The way this is done here is by defining the interface object
TSNR(), associating this object with an input file, the file that contains the BOLD data, and then calling the
.run() method. This creates a file –
tsnr.nii.gz – which contains the results of the computation.
from nipype.algorithms.confounds import TSNR tsnr = TSNR() tsnr.inputs.in_file = 'ds001233/sub-17/ses-pre/func/sub-17_ses-pre_task-cuedSFM_run-01_bold.nii.gz' res = tsnr.run()
The output file (“tsnr.nii.gz”) can be immediately loaded with nibabel:
tsnr_img = nib.load("tsnr.nii.gz") tsnr_data = tsnr_img.get_fdata()
Are the results from the Numpy calculation and the Nipype calculation identical? What happens if you exclude all the voxels for which the standard deviation is zero or very small (e.g., smaller than 0.001)?
A third option to calculate quality assessments for MRI data will use a BIDS app. The MRIQC app, already mentioned before in Section 11.2 is implemented as a Docker container. It takes a valid BIDS dataset as input and produces a range of quality assessments as output. Let’s see how this works in practice. In a terminal prompt, we first create a folder for the outputs of processing:
$ mkdir output
Then, we use Docker – much as we did in section Section 4 – to point the MRIQC Docker container to the BIDS dataset:
$ docker run -it --rm -v $(pwd)/ds001233:/data:ro -v $(pwd)/output:/out nipreps/mriqc:latest /data /out participant --participant_label 17
Because the dataset is rather small: one fMRI run and one T1-weighted scan, it takes just a few minutes to run. When this is completed, we should have the following contents in the ‘output’ folder:
output ├── dataset_description.json ├── logs ├── sub-17 │ └── ses-pre │ ├── anat │ │ └── sub-17_ses-pre_T1w.json │ └── func │ └── sub-17_ses-pre_task-cuedSFM_run-01_bold.json ├── sub-17_ses-pre_T1w.html └── sub-17_ses-pre_task-cuedSFM_run-01_bold.html
Notice that the outputs of this processing are also organized as a (derivatives)

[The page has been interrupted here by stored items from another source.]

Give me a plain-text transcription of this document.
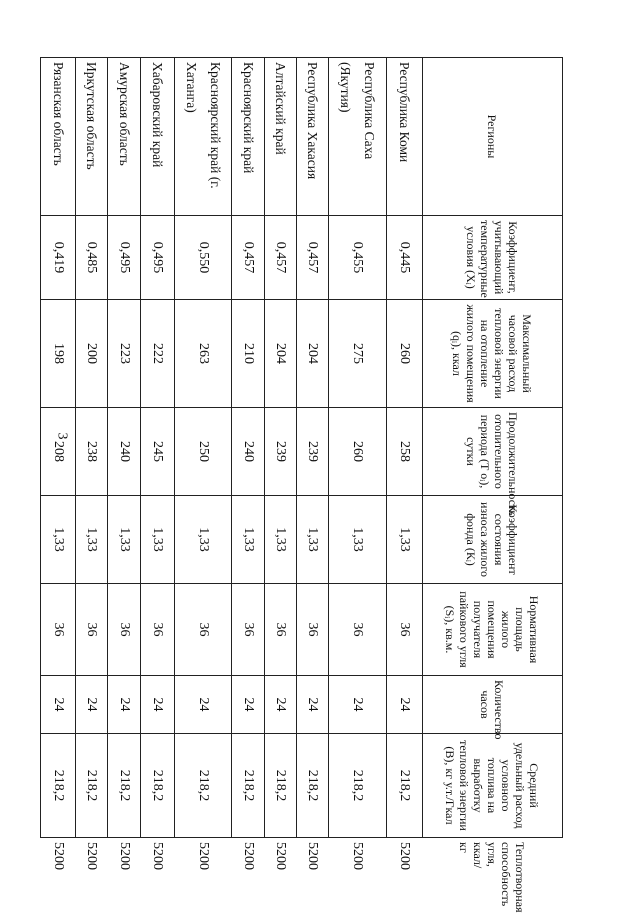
3
Регионы	Коэффициент, учитывающий температурные условия (Xᵢ)	Максимальный часовой расход тепловой энергии на отопление жилого помещения (qᵢ), ккал	Продолжительность отопительного периода (Т оᵢ), сутки	Коэффициент состояния износа жилого фонда (Кᵢ)	Нормативная площадь жилого помещения получателя пайкового угля (Sᵢ), кв.м.	Количество часов	Средний удельный расход условного топлива на выработку тепловой энергии (В), кг у.т./Гкал	Теплотворная способность угля, ккал/кг
Республика Коми	0,445	260	258	1,33	36	24	218,2	5200
Республика Саха (Якутия)	0,455	275	260	1,33	36	24	218,2	5200
Республика Хакасия	0,457	204	239	1,33	36	24	218,2	5200
Алтайский край	0,457	204	239	1,33	36	24	218,2	5200
Красноярский край	0,457	210	240	1,33	36	24	218,2	5200
Красноярский край (г. Хатанга)	0,550	263	250	1,33	36	24	218,2	5200
Хабаровский край	0,495	222	245	1,33	36	24	218,2	5200
Амурская область	0,495	223	240	1,33	36	24	218,2	5200
Иркутская область	0,485	200	238	1,33	36	24	218,2	5200
Рязанская область	0,419	198	208	1,33	36	24	218,2	5200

BIDS dataset. There are no neuroimaging data files in here, but the files named
each contain a dictionary of quality assessment metrics, including for
sub-17_ses-pre_task-cuedSFM_run-01_bold.json, a field with the median tSNR
value that was calculated after applying motion correction, in addition to many
other metrics. In addition, the html files saved at the top level of the outputs
contain some visual diagnostics of image quality. This example again
demonstrates the importance of the BIDS standard. Without it, the dockerized
MRIQC BIDS app would not know how to find and understand the data that is stored
in the input folder, and we wouldn’t necessarily have an immediate intuitive
understanding of the outputs that were provided.
Is the MRIQC median tSNR larger or smaller than the ones calculated with Nipype and Numpy? Why is that?
12.2. Additional resources¶
There is extensive literature on approaches to quality assessment of MRI data. The MRIQC documentation is a good place to start reading about the variety of metrics that can be used to automatically characterize image quality. In particular, to see some of the impacts of MRI quality assessments on the conclusions from MRI studies, you can look at some of the original research literature on this topic. Across different MRI modalities, researchers have shown that conclusions from MRI studies can be confounded particularly by the impact that motion has on MRI data quality. This has been identified in diffusion MRI [Yendiki et al., 2014], resting state functional connectivity [Power et al., 2012] and in the analysis of structural MRI [Reuter et al., 2015].